Voter turnout is dismal. Polling done for Common Cause reveals that trust in government is too, Ferguson said. Justifying a hearing that effectively shuts the public out of the legislative process because the other side has done the same is exactly why trust and turnout are poor, she said.
“Frankly, many of those voters are parents, and we teach our children that two wrongs do not make a right,” Ferguson said.
When Tripp brought up the death penalty bill shortly before 1 a.m. on Oct. 6, 19 of the House’s 33 Democrats spoke in protest of the hearing. Minority Leader Brian Egolf, D-Santa Fe, told Tripp, R-Socorro, that the hearing “sends a terrible, terrible message to the citizens of New Mexico — that they can wake up to huge changes in public policy without anybody knowing what happened.”
Only Nuñez spoke in defense of the hearing, which continued as Tripp planned after Democrats were done protesting. The House passed the death penalty bill shortly before 6 a.m. The bill later died because the Senate refused to consider it during a session focused on the budget crisis.
Ferguson wasn’t the only activist to blast Republicans, who control the House’s agenda. Susan Boe, executive director of the N.M. Foundation for Open Government, said the death penalty hearing “violates the spirit of transparency.”
“As a practical matter, this meant the public could not participate or even witness deliberations by its elected officials,” Boe said. “Capital punishment is too important an issue to be determined outside of public view.”
The comments from Ferguson and Boe add to the firestorm of criticism of the way House Republicans handled the death penalty legislation. The hearing was the third during that special session on the high-profile, controversial legislation to be held after dark and with little or no notice to the public.
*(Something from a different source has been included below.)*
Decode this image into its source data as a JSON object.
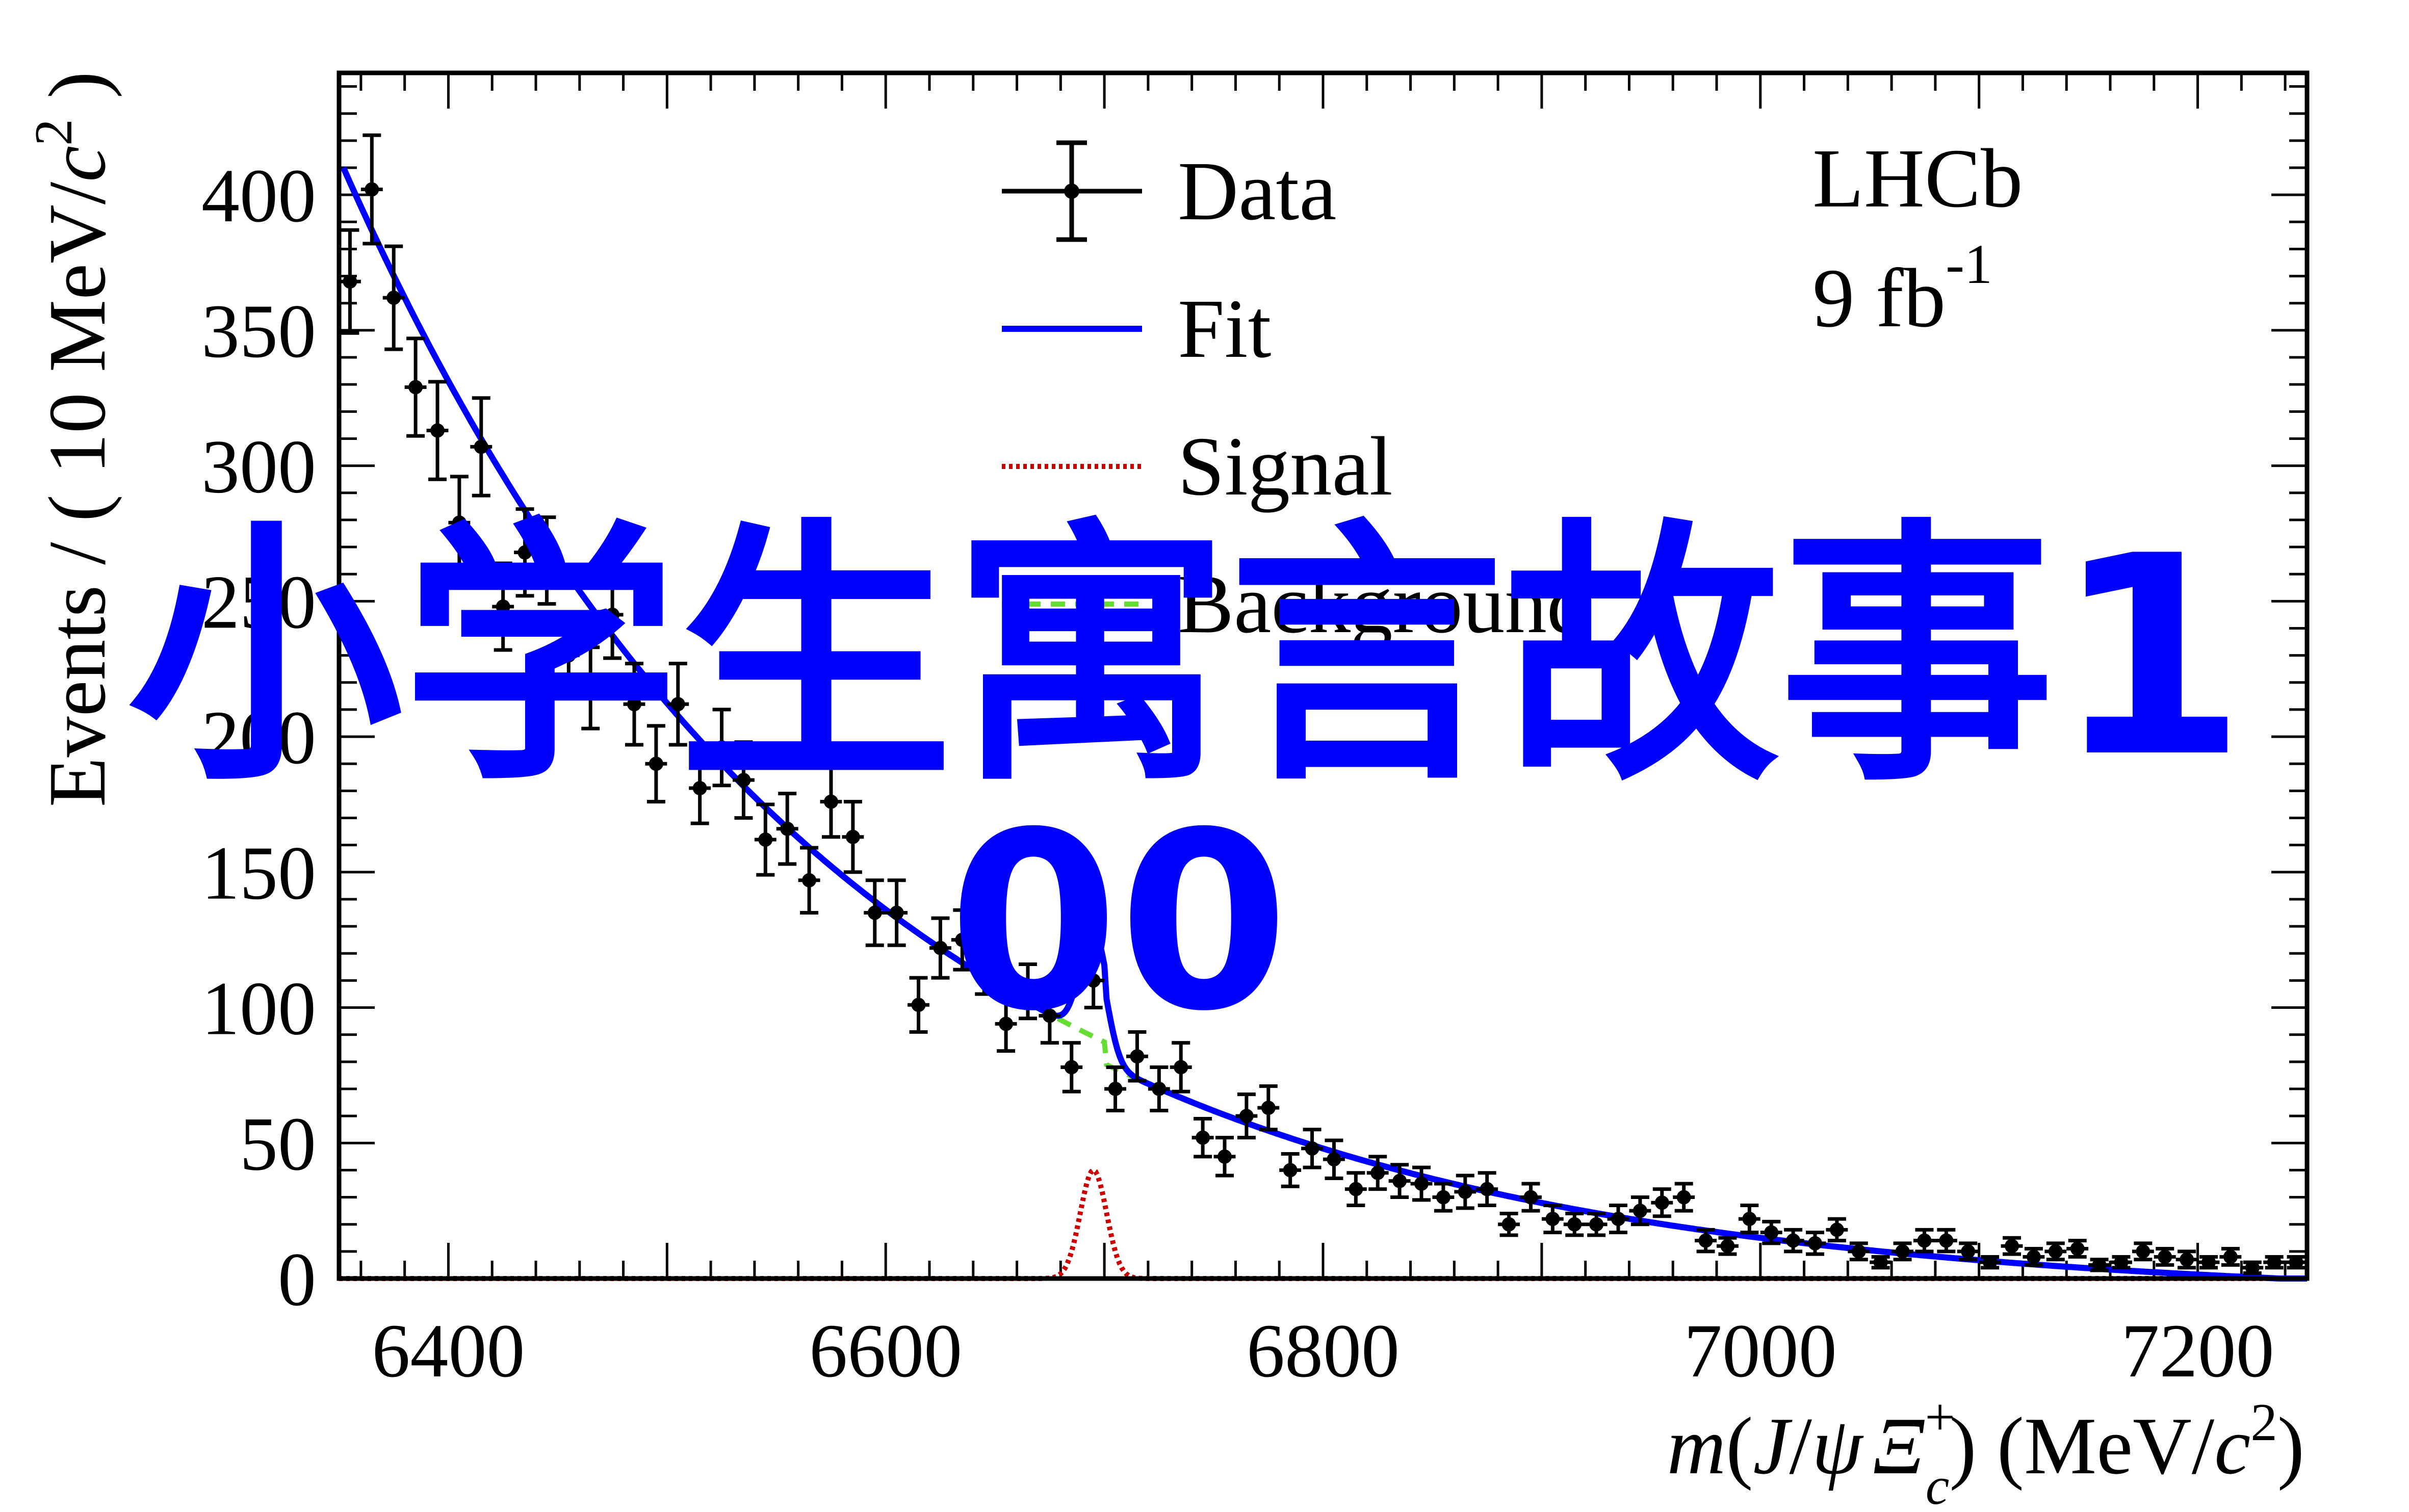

Walt Rubel, the editorial page editor for the Las Cruces Sun-News, responded to Nuñez’s comments with sarcasm. “That’s right. Shady government should be met with more shady government,” Rubel wrote.
The Santa Fe New Mexican weighed in too.
“Political polls might show support for the death penalty,” the newspaper wrote in an editorial. “But voters also want a say in important legislation. They want laws that are thoughtful and deliberate, not legislation passed without thought or consideration. Most of all, voters know when they are being hoodwinked.”
The process matters, Ferguson and Boe said.
“Democracy is the process we honor and follow in making decisions,” Boe said. “New Mexico lawmakers violated that process.”
Ferguson agreed with Nuñez that Democrats have also, in past years when they controlled the House, pulled their share of political stunts that excluded people from the process.
“Just because it has been happening in the past does not mean it should continue,” she said. “I think this is an opportunity for New Mexico to evolve.”
Common Cause’s polling shows that people want greater transparency and disclosure and more participation in the legislative process. Those issues, Ferguson said, “are critical to getting their vote and putting you in office.”
“We hear over and over that they do not trust the people that they put in office,” Ferguson said.
Every state legislative seat is up for grabs in the Nov. 8 election. Early voting started Tuesday. Republicans and Democrats are locked in a tough battle for control of the House, which Republicans currently hold by a narrow margin.
Ferguson said now should be the time to act transparently.
“On the eve of an election, now is the time to try to rebuild some public trust, not further destroy it,” she said.